Some thoughts on any of the above would be much appreciated!
 A: Hint: If you square the equation, you get that
$$2x + 2 |1-x| = A^2 $$
Question: Does every solution to the above equation become a solution to the original equation? Why, or why not?
Consider $x= 0$, $x=0.5$, $x=1$, $x=\sqrt{2}$, $x = \sqrt{2}$, $x = \frac{e}{\pi}$ etc...
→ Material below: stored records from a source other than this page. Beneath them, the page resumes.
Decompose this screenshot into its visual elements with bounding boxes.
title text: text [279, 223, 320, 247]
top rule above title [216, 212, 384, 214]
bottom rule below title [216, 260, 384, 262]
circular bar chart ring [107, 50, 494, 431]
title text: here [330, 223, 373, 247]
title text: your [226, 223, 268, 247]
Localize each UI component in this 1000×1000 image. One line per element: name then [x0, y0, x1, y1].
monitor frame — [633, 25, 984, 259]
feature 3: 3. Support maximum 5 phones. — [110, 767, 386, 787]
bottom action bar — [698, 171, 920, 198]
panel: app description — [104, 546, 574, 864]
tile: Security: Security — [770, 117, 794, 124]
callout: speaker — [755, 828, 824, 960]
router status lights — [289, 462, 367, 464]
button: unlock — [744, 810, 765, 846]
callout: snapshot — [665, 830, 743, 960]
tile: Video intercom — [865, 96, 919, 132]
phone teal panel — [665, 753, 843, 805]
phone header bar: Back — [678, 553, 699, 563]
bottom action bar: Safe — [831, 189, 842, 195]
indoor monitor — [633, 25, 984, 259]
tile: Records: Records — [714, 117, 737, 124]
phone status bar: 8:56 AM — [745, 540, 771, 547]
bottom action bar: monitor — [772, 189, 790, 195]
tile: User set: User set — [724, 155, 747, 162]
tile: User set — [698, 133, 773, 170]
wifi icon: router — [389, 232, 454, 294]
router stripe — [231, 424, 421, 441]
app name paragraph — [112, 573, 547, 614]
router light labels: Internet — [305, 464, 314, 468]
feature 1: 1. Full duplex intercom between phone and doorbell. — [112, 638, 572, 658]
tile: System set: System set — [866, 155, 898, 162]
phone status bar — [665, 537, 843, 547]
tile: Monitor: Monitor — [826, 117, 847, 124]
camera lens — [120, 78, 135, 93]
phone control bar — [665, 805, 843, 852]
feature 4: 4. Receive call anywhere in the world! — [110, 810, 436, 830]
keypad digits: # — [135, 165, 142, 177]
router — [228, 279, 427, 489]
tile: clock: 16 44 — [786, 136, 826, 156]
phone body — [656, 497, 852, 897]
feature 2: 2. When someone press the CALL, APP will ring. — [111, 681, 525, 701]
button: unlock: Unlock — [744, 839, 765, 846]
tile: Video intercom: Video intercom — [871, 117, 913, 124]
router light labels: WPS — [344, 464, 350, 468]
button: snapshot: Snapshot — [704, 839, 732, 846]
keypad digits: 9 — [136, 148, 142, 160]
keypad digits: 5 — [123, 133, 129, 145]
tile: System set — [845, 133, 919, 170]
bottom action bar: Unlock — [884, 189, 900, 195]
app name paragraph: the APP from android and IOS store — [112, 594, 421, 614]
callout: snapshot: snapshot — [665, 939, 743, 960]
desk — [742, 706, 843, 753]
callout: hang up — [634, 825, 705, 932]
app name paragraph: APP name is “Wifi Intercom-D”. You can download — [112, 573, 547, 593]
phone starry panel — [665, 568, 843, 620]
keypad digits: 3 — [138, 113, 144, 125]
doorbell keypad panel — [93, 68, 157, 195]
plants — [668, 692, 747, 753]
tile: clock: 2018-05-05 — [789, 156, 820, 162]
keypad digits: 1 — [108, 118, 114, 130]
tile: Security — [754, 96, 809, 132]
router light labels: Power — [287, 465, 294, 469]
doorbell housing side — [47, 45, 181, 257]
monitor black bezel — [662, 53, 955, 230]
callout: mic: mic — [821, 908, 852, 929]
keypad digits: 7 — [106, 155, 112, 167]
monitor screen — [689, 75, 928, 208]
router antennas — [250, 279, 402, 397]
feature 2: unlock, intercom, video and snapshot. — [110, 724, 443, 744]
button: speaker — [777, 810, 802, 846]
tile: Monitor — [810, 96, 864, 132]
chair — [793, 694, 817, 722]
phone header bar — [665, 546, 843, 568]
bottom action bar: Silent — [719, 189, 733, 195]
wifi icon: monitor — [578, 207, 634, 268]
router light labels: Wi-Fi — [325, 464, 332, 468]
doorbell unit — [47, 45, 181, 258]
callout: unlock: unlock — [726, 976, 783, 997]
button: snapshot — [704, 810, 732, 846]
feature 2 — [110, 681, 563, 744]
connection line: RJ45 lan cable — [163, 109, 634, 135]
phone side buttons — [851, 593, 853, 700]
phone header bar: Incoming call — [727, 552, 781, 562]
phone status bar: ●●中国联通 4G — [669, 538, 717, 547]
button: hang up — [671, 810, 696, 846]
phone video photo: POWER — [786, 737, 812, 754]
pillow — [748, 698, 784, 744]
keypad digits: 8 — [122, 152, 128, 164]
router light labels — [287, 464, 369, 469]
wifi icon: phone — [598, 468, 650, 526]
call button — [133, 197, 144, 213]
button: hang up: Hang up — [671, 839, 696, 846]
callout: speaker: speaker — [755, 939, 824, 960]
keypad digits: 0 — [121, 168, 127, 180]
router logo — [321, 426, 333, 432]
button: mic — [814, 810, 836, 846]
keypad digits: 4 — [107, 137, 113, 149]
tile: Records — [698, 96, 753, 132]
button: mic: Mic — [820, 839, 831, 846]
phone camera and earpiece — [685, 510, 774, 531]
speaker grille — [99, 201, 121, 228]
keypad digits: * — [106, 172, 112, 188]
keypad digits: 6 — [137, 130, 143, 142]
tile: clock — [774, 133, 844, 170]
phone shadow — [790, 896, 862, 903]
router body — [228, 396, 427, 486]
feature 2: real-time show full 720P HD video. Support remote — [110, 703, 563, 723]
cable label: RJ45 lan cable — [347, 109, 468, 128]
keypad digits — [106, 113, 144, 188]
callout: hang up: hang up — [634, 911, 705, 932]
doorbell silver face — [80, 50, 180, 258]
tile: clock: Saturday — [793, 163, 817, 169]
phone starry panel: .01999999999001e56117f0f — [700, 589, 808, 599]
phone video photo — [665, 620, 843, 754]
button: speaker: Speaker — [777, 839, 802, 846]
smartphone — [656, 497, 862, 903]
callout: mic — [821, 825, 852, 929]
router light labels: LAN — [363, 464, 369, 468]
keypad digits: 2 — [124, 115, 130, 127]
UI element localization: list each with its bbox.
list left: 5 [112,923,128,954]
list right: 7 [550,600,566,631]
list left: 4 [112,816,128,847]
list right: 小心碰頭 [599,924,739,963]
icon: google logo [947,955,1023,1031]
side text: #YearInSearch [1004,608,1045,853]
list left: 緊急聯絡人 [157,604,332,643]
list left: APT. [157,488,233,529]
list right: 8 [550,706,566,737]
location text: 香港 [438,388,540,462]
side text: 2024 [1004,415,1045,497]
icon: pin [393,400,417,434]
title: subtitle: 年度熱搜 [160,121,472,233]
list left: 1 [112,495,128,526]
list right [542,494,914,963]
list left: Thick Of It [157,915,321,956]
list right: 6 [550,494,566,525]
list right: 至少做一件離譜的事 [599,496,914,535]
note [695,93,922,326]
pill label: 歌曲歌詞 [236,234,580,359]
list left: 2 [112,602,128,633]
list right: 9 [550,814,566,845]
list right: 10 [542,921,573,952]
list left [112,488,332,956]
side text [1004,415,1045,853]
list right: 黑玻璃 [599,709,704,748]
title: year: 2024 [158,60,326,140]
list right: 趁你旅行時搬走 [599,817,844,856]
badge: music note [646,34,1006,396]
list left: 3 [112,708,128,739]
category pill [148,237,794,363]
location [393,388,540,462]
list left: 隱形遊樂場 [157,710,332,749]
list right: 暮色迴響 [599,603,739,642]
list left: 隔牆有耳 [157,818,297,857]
A: We look for real solutions. Let $y=2x-1$. Note that $x\ge \frac{1}{2}$. We have  $x=\frac{y+1}{2}$. Then 
$$x+\sqrt{2x-1}=\frac{y+1}{2}+\sqrt{y}=\frac{1}{2}(1+\sqrt{y})^2.$$
Taking the square root, we find that 
$$\sqrt{x+\sqrt{2x-1}}=\frac{1}{\sqrt{2}}(1+\sqrt{y}).$$
Almost similarly, we find that 
$$\sqrt{x-\sqrt{2x-1}}=\frac{1}{\sqrt{2}}|1-\sqrt{y}|.$$
Adding, we end up with the equation
$$(1+\sqrt{y})+|1-\sqrt{y}|=\sqrt{2}A.$$
If $\sqrt{y}\le 1$, we get $A=\sqrt{2}$, with no other conditions on $y$. That gives us an interval of solutions when $A=\sqrt{2}$.  
If $\sqrt{y}\gt 1$, we arrive after a little manipulation at $y=\frac{A^2}{2}$. So there is no solution if $A=1$, and indeed if $A\lt \sqrt{2}$. There is a unique solution if $A\gt \sqrt{2}$.